If .shardRetentionPolicy.whenScaled is set to Retain Prometheus-Operator will keep the shard running for a customizable period of time. By default, the Operator will keep the Shard for the whole retention period, or forever if only size-based retention is defined. Alternatively, the user can define a custom retention period.

If a retention time is defined, the deletion logic is controlled by an annotation present on the StatefulSet:

operator.prometheus.io/deletion-timestamp: X

On scale downs, the configuration of all shards will be re-arranged to make sure that the “scaled-down” Prometheus pods don’t scrape targets anymore but they will still be available for queries.

When the deletion timestamp set in the annotation is reached, the Operator will trigger the deletion of the statefulset associated with the shard.

Scaling up after scaling down #

If a scale-up event happens while the Prometheus pods marked for deletion are still running, the annotation will be removed and the scrape targets will be redistributed to all active shards.

We intentionally don’t want to spin up new instances while others that are marked for deletion are still running as shard names and containers’ environment variables that configure each shard’s target group will be too complex to coordinate.

Graceful scale-down of Prometheus Agents #

Prometheus Agents are different than servers since queries are not available in this mode. Their only responsibility is scraping metrics and pushing them via remote-write to a long-term storage backend, making the scale-down experience much easier to handle.

When receiving the SIGTERM signal, the Prometheus Agent should gracefully handle the signal by finishing all remote-write queues before ending the process. Prometheus-Operator, by default, adjusts the Graceful Termination Period of Prometheus/PrometheusAgent pods to 600s. Ten minutes should be enough for them to flush the remote-write queue, but, if needed, users can redefine Graceful Termination Period using Strategic Merge Patch.

Since there’s no use case for retaining Prometheus Agents, its CRD will not be extended with the RetentionPolicy mentioned in Graceful scale-down of Prometheus Servers

Scale down Alternatives #

Dump & Backfill #

During scale-down, the Prometheus-Operator could read TSDB Blocks from the Prometheus instance being deleted and backfill it into another instance.

Advantages:

• Prometheus can be shut down immediately without data loss.

Disadvantages:

• Loading TSDB Blocks into memory is expensive, requiring Prometheus-Operator to run with big Memory/CPU requests.
• Complex and hard to coordinate workflow. (Require restarts to reload TSDB blocks, hard to identify possible corruptions)

Snapshot & Upload on shutdown #

During scale-down, Prometheus-Operator could send an HTTP request to Prometheus’ Snapshot endpoint. Thanos sidecar could be extended to watch the snapshot directory and automatically upload snapshots to Object storage.

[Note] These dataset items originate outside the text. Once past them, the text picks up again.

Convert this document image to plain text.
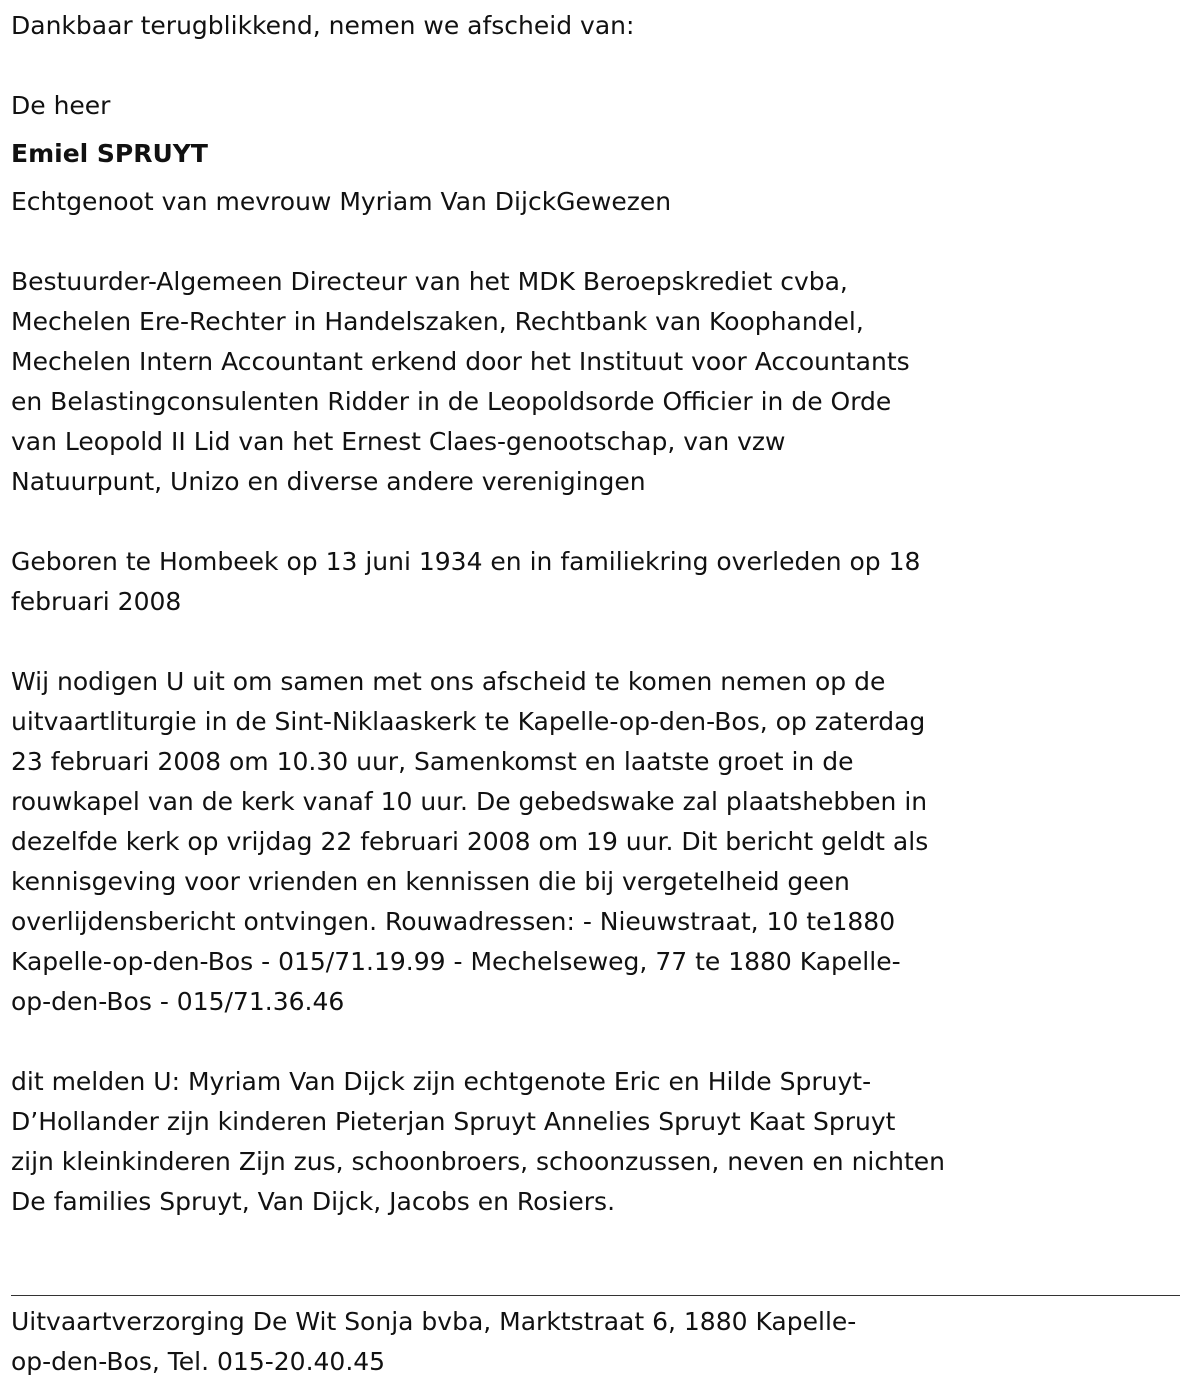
Dankbaar terugblikkend, nemen we afscheid van:
De heer
Emiel SPRUYT
Echtgenoot van mevrouw Myriam Van DijckGewezen
Bestuurder-Algemeen Directeur van het MDK Beroepskrediet cvba,
Mechelen Ere-Rechter in Handelszaken, Rechtbank van Koophandel,
Mechelen Intern Accountant erkend door het Instituut voor Accountants
en Belastingconsulenten Ridder in de Leopoldsorde Officier in de Orde
van Leopold II Lid van het Ernest Claes-genootschap, van vzw
Natuurpunt, Unizo en diverse andere verenigingen
Geboren te Hombeek op 13 juni 1934 en in familiekring overleden op 18
februari 2008
Wij nodigen U uit om samen met ons afscheid te komen nemen op de
uitvaartliturgie in de Sint-Niklaaskerk te Kapelle-op-den-Bos, op zaterdag
23 februari 2008 om 10.30 uur, Samenkomst en laatste groet in de
rouwkapel van de kerk vanaf 10 uur. De gebedswake zal plaatshebben in
dezelfde kerk op vrijdag 22 februari 2008 om 19 uur. Dit bericht geldt als
kennisgeving voor vrienden en kennissen die bij vergetelheid geen
overlijdensbericht ontvingen. Rouwadressen: - Nieuwstraat, 10 te1880
Kapelle-op-den-Bos - 015/71.19.99 - Mechelseweg, 77 te 1880 Kapelle-
op-den-Bos - 015/71.36.46
dit melden U: Myriam Van Dijck zijn echtgenote Eric en Hilde Spruyt-
D’Hollander zijn kinderen Pieterjan Spruyt Annelies Spruyt Kaat Spruyt
zijn kleinkinderen Zijn zus, schoonbroers, schoonzussen, neven en nichten
De families Spruyt, Van Dijck, Jacobs en Rosiers.
Uitvaartverzorging De Wit Sonja bvba, Marktstraat 6, 1880 Kapelle-
op-den-Bos, Tel. 015-20.40.45
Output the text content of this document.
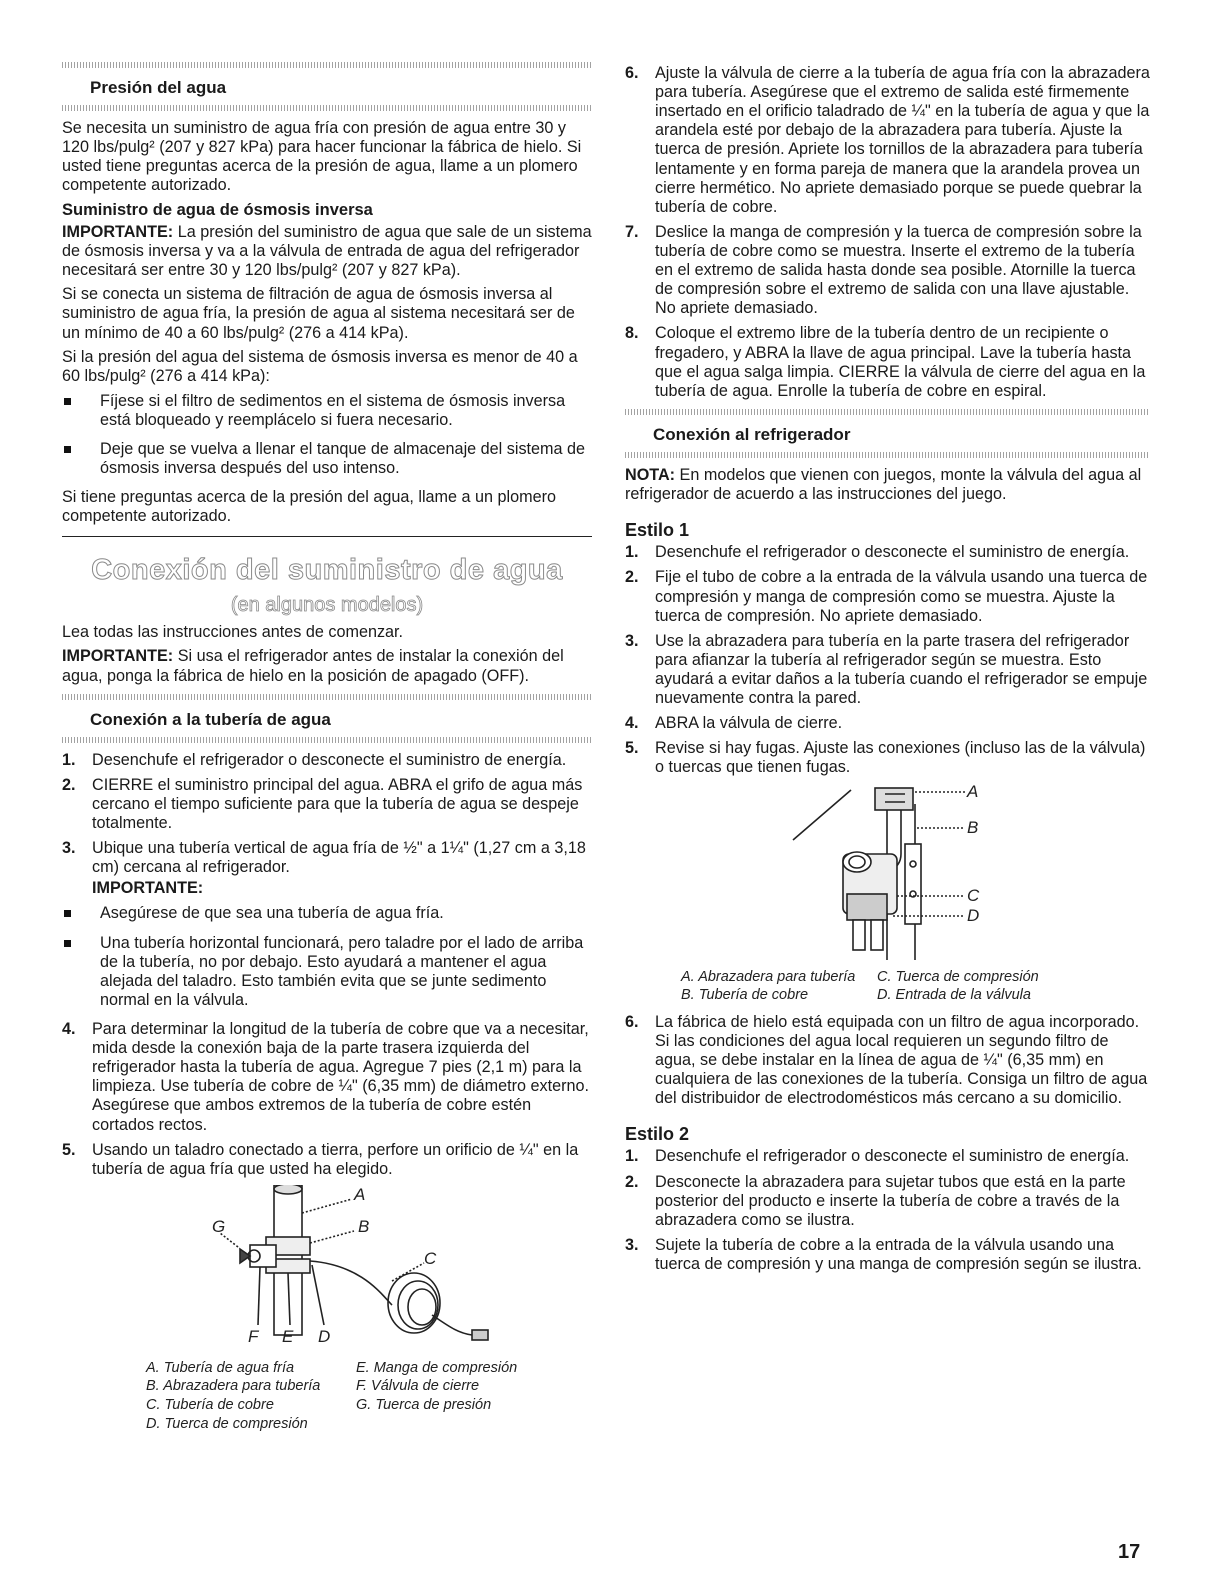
Presión del agua

Se necesita un suministro de agua fría con presión de agua entre 30 y 120 lbs/pulg² (207 y 827 kPa) para hacer funcionar la fábrica de hielo. Si usted tiene preguntas acerca de la presión de agua, llame a un plomero competente autorizado.

Suministro de agua de ósmosis inversa

IMPORTANTE: La presión del suministro de agua que sale de un sistema de ósmosis inversa y va a la válvula de entrada de agua del refrigerador necesitará ser entre 30 y 120 lbs/pulg² (207 y 827 kPa).

Si se conecta un sistema de filtración de agua de ósmosis inversa al suministro de agua fría, la presión de agua al sistema necesitará ser de un mínimo de 40 a 60 lbs/pulg² (276 a 414 kPa).

Si la presión del agua del sistema de ósmosis inversa es menor de 40 a 60 lbs/pulg² (276 a 414 kPa):

Fíjese si el filtro de sedimentos en el sistema de ósmosis inversa está bloqueado y reemplácelo si fuera necesario.
Deje que se vuelva a llenar el tanque de almacenaje del sistema de ósmosis inversa después del uso intenso.

Si tiene preguntas acerca de la presión del agua, llame a un plomero competente autorizado.

Conexión del suministro de agua
(en algunos modelos)

Lea todas las instrucciones antes de comenzar.

IMPORTANTE: Si usa el refrigerador antes de instalar la conexión del agua, ponga la fábrica de hielo en la posición de apagado (OFF).

Conexión a la tubería de agua
1. Desenchufe el refrigerador o desconecte el suministro de energía.
2. CIERRE el suministro principal del agua. ABRA el grifo de agua más cercano el tiempo suficiente para que la tubería de agua se despeje totalmente.
3. Ubique una tubería vertical de agua fría de ½" a 1¼" (1,27 cm a 3,18 cm) cercana al refrigerador.
IMPORTANTE:
Asegúrese de que sea una tubería de agua fría.
Una tubería horizontal funcionará, pero taladre por el lado de arriba de la tubería, no por debajo. Esto ayudará a mantener el agua alejada del taladro. Esto también evita que se junte sedimento normal en la válvula.
4. Para determinar la longitud de la tubería de cobre que va a necesitar, mida desde la conexión baja de la parte trasera izquierda del refrigerador hasta la tubería de agua. Agregue 7 pies (2,1 m) para la limpieza. Use tubería de cobre de ¼" (6,35 mm) de diámetro externo. Asegúrese que ambos extremos de la tubería de cobre estén cortados rectos.
5. Usando un taladro conectado a tierra, perfore un orificio de ¼" en la tubería de agua fría que usted ha elegido.
A
B
C
G
F E D
A. Tubería de agua fría
B. Abrazadera para tubería
C. Tubería de cobre
D. Tuerca de compresión
E. Manga de compresión
F. Válvula de cierre
G. Tuerca de presión
6. Ajuste la válvula de cierre a la tubería de agua fría con la abrazadera para tubería. Asegúrese que el extremo de salida esté firmemente insertado en el orificio taladrado de ¼" en la tubería de agua y que la arandela esté por debajo de la abrazadera para tubería. Ajuste la tuerca de presión. Apriete los tornillos de la abrazadera para tubería lentamente y en forma pareja de manera que la arandela provea un cierre hermético. No apriete demasiado porque se puede quebrar la tubería de cobre.
7. Deslice la manga de compresión y la tuerca de compresión sobre la tubería de cobre como se muestra. Inserte el extremo de la tubería en el extremo de salida hasta donde sea posible. Atornille la tuerca de compresión sobre el extremo de salida con una llave ajustable. No apriete demasiado.
8. Coloque el extremo libre de la tubería dentro de un recipiente o fregadero, y ABRA la llave de agua principal. Lave la tubería hasta que el agua salga limpia. CIERRE la válvula de cierre del agua en la tubería de agua. Enrolle la tubería de cobre en espiral.
Conexión al refrigerador

NOTA: En modelos que vienen con juegos, monte la válvula del agua al refrigerador de acuerdo a las instrucciones del juego.

Estilo 1
1. Desenchufe el refrigerador o desconecte el suministro de energía.
2. Fije el tubo de cobre a la entrada de la válvula usando una tuerca de compresión y manga de compresión como se muestra. Ajuste la tuerca de compresión. No apriete demasiado.
3. Use la abrazadera para tubería en la parte trasera del refrigerador para afianzar la tubería al refrigerador según se muestra. Esto ayudará a evitar daños a la tubería cuando el refrigerador se empuje nuevamente contra la pared.
4. ABRA la válvula de cierre.
5. Revise si hay fugas. Ajuste las conexiones (incluso las de la válvula) o tuercas que tienen fugas.
A
B
C
D
A. Abrazadera para tubería
B. Tubería de cobre
C. Tuerca de compresión
D. Entrada de la válvula
6. La fábrica de hielo está equipada con un filtro de agua incorporado. Si las condiciones del agua local requieren un segundo filtro de agua, se debe instalar en la línea de agua de ¼" (6,35 mm) en cualquiera de las conexiones de la tubería. Consiga un filtro de agua del distribuidor de electrodomésticos más cercano a su domicilio.
Estilo 2
1. Desenchufe el refrigerador o desconecte el suministro de energía.
2. Desconecte la abrazadera para sujetar tubos que está en la parte posterior del producto e inserte la tubería de cobre a través de la abrazadera como se ilustra.
3. Sujete la tubería de cobre a la entrada de la válvula usando una tuerca de compresión y una manga de compresión según se ilustra.
17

There is a related issue open already: https://github.com/thanos-io/thanos/issues/6263

Advantages:

• Prometheus can be shut down immediately without data loss.

Disadvantages:

• Prometheus running without Thanos sidecars won’t benefit from this strategy.

Action Plan #

1. Re-implement Pull Request #4735, but this time focusing on Shards and making sure we add the selectorpath to the scale subresource. Enabling horizontal autoscaling for Prometheus Agents.

2. Implement the graceful shutdown strategy of Prometheus servers.